There is such a thing as collective trauma. And we’re smack dab in the middle of experiencing it. A pandemic, civic unrest, increasing political polarization. We have had a difficult couple of years. And it’s taking it’s toll on our collective psyche.
I heard a word the other day to perfectly describe where many of us are; languishing. We aren’t all in the deepest pits of depression but we are most certainly not thriving. We’re somewhere in between those and probably leaning more towards the depressed side of the equation. We’ve become indifferent.
Collective Trauma is Changing the Church
I am noticing this not only in the church that I pastor but in others with which I interact. I’m hearing it from many pastors. There is a reason why so many of us are feeling like failures right now and many are looking for work elsewhere. Recently Russell Moore asked, “Are Our Pastors in Trouble”? The answer is “Yes. Yes, we are.” But so are our people. The two are connected.
We have experienced collective trauma and it’s killing us because we’ve never really been taught how to grieve together, how to lament together, or even how to really truly praise together. And so we default to tearing one another apart.

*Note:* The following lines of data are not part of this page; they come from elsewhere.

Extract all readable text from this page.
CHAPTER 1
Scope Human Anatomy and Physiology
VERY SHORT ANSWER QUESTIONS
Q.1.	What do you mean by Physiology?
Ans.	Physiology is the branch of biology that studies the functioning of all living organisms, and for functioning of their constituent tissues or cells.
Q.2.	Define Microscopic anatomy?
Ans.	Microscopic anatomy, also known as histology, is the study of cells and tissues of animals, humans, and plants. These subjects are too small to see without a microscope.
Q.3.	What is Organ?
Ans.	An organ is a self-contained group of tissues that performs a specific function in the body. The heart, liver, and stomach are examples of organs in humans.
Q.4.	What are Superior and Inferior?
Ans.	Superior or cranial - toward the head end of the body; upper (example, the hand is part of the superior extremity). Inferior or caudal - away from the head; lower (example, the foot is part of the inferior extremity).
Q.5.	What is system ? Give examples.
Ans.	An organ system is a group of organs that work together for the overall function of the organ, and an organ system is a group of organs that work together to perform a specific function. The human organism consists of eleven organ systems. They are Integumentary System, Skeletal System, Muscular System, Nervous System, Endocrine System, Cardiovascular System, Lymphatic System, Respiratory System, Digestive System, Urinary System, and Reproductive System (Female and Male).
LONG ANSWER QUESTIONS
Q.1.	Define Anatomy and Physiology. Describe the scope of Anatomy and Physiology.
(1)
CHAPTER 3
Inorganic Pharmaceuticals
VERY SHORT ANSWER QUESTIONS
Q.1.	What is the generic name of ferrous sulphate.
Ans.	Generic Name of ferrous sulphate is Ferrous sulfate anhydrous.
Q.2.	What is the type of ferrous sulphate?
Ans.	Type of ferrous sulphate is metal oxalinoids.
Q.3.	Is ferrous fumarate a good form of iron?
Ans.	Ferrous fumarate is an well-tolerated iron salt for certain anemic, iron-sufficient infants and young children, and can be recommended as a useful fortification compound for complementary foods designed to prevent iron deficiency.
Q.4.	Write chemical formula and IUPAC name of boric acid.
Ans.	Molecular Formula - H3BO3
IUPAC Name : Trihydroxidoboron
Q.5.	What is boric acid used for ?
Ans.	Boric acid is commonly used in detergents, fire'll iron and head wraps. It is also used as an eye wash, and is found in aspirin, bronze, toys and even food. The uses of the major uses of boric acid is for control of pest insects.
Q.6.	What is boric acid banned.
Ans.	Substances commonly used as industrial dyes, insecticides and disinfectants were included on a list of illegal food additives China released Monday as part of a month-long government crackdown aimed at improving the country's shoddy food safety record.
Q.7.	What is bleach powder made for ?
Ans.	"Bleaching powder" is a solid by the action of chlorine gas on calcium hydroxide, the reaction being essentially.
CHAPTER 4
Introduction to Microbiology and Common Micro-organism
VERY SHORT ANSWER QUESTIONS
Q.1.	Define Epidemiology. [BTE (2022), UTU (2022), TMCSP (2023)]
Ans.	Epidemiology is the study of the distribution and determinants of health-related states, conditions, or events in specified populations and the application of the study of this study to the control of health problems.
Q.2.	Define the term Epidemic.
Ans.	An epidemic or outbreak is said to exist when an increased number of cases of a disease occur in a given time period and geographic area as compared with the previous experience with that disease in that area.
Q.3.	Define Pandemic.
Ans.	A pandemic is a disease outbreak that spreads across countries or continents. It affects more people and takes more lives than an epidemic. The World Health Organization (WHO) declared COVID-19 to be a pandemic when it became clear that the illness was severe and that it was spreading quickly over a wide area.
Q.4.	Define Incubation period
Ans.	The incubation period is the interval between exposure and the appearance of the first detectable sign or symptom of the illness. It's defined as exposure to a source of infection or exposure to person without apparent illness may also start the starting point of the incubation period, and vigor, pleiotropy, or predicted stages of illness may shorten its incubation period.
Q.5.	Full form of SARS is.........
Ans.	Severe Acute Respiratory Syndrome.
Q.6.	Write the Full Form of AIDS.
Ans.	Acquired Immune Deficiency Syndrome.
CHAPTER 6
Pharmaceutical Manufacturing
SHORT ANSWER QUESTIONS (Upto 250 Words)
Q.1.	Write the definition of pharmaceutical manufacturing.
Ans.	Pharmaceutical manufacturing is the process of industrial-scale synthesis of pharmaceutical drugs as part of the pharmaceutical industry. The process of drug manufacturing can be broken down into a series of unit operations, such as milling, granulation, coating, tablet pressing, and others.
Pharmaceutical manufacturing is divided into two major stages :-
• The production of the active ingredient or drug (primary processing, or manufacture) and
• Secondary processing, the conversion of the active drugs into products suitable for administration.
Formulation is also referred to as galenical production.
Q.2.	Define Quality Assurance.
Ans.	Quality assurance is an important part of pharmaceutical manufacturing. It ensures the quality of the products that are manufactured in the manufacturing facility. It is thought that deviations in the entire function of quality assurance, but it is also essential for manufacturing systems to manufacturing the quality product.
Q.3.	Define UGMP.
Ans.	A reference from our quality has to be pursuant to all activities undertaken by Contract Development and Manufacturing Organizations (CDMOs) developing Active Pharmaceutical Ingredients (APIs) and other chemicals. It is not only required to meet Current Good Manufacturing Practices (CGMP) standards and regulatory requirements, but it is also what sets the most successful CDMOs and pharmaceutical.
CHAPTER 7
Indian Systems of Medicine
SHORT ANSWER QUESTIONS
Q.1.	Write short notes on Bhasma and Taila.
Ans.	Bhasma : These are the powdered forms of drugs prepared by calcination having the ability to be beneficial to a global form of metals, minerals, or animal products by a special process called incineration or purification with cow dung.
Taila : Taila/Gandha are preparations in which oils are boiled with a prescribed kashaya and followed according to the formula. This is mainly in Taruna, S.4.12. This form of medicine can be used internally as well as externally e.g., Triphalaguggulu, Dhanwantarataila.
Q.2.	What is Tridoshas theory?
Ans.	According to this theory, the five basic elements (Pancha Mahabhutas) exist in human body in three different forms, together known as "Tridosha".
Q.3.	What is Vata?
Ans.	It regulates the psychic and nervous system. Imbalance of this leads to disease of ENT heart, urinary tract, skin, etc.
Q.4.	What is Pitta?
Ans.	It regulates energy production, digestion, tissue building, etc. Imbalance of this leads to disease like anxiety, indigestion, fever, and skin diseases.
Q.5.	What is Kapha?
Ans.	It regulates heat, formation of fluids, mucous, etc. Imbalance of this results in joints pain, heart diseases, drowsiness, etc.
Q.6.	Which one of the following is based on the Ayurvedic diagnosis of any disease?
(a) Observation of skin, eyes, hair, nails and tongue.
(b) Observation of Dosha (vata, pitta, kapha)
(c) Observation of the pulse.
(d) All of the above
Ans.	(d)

Adam Grant is correct that we might not even notice that we are languishing:
Part of the danger is that when you’re languishing, you might not notice the dulling of delight or the dwindling of drive. You don’t catch yourself slipping slowly into solitude; you’re indifferent to your indifference. When you can’t see your own suffering, you don’t seek help or even do much to help yourself.

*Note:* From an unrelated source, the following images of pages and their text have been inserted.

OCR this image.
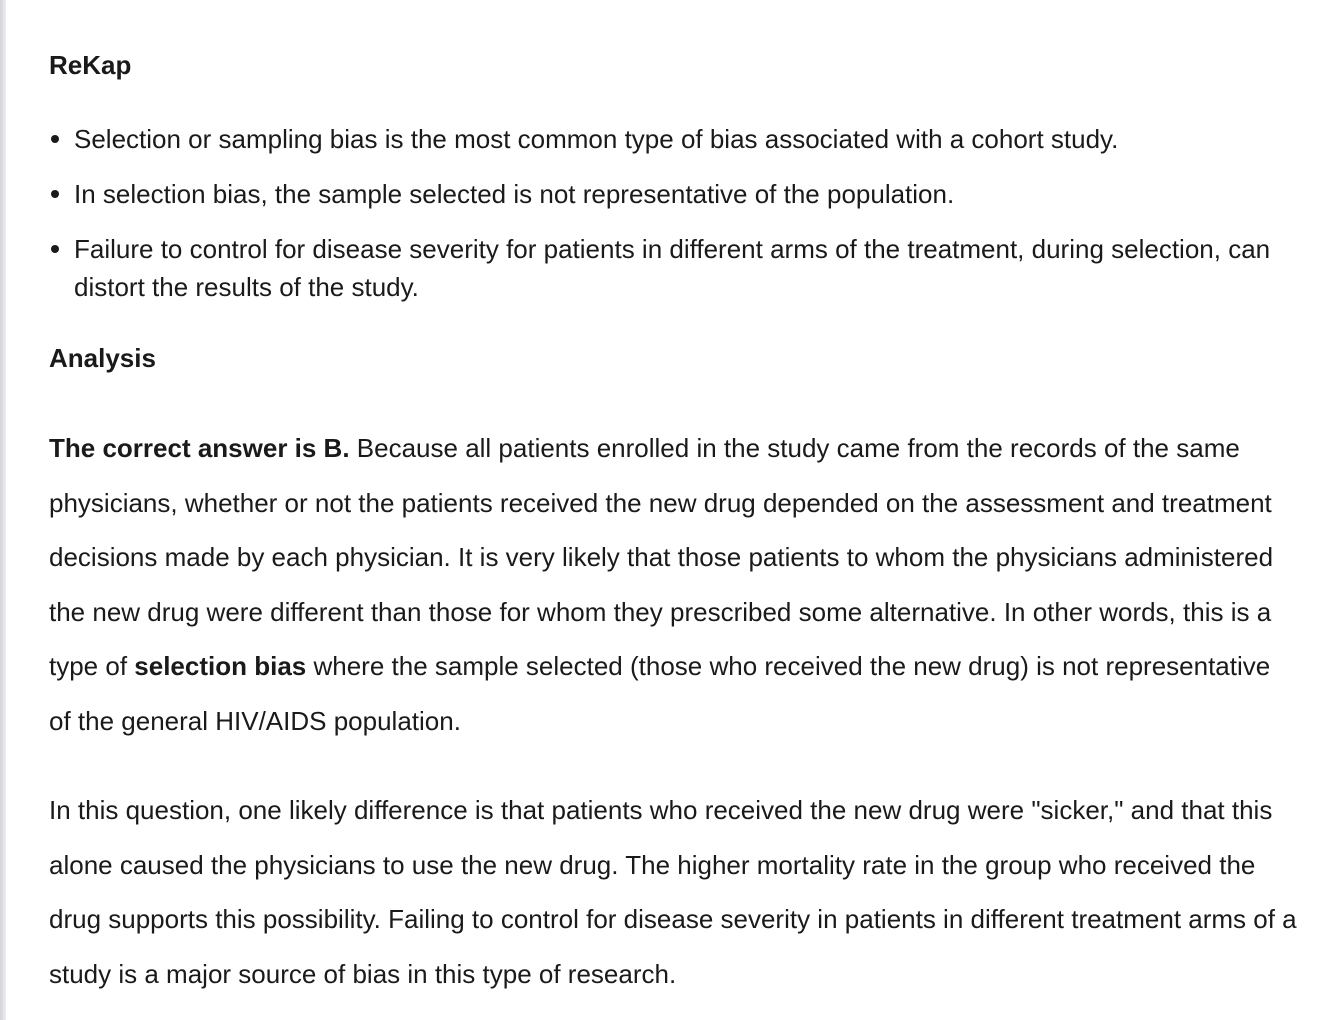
ReKap
Selection or sampling bias is the most common type of bias associated with a cohort study.
In selection bias, the sample selected is not representative of the population.
Failure to control for disease severity for patients in different arms of the treatment, during selection, can distort the results of the study.
Analysis

The correct answer is B. Because all patients enrolled in the study came from the records of the same physicians, whether or not the patients received the new drug depended on the assessment and treatment decisions made by each physician. It is very likely that those patients to whom the physicians administered the new drug were different than those for whom they prescribed some alternative. In other words, this is a type of selection bias where the sample selected (those who received the new drug) is not representative of the general HIV/AIDS population.

In this question, one likely difference is that patients who received the new drug were "sicker," and that this alone caused the physicians to use the new drug. The higher mortality rate in the group who received the drug supports this possibility. Failing to control for disease severity in patients in different treatment arms of a study is a major source of bias in this type of research.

But that’s the thing with collective trauma. It’s like a puppet master. Collective trauma has to go somewhere. All that trauma will go somewhere. That pain, frustration, and disappointment is going to find a landing spot. It’ll wreck marriages, It’ll destroy friendships. It’ll create discontent with your church family, your church leaders, etc.
But there is also a connection to trauma and shame and hiding. I’m not an expert on all of the connections here but I know with certainty that when we have trauma—and this is true also of collective trauma—we will pursue release instead of staring down the pain. We’ll turn to Saturday Night Live after 9/11 instead of acknowledging our anger and fear.
Grief and trauma become like a puppet master. It attaches itself to something else and makes you think that what you are really upset about is that politician, or that decision your pastoral staff made, or that person, or that theological belief. Or it could even attach itself to your spouse, your children, your job, or even yourself. Usually it’s a menagerie of marionettes*.
All those pent up feelings come out upon that person and you’ll feel right and justified—because you really do have a reason to grieve and be upset. Things really have been painful. But all that aggression is misplaced. But that momentary feeling of release will quickly subside and be met with another wave of shame. You know that you aren’t really upset with that other person. And so you pick yourself up looking for another victim.
Trauma has a tendency to run away from healing, especially if we have not cultivated a discipline of lament. We aren’t a very emotionally healthy people so collective trauma is going to have far-reaching consequences for us as a people. And the church, sadly, rather than helping is usually part of the puppet show. But it doesn’t have to be.
Those who are experts on dealing with collective trauma tell us that there are three big things that need to happen for healing:
- I need to tell my story.
- I need to tell my story safely to another human.
- I need to tell a new, different story with other humans.
Can you think of a better place for this to happen than in the local church? Is there a better story than the gospel? We have a tremendous opportunity to be at the front of the line in listening to other people’s stories and pain and then hoping and helping to reframe our collective trauma.
But before we can do this we must learn to lament together as a church. We need to tell our stories. We need to give our vent to the Lord. We need to share our frustrations. Our deflated hopes. Our languishing hearts. We must cast all our cares upon him.
Feel free to share your story….no need to clean it up at this stage. We can do that tomorrow.
Jesus heals every languishing heart.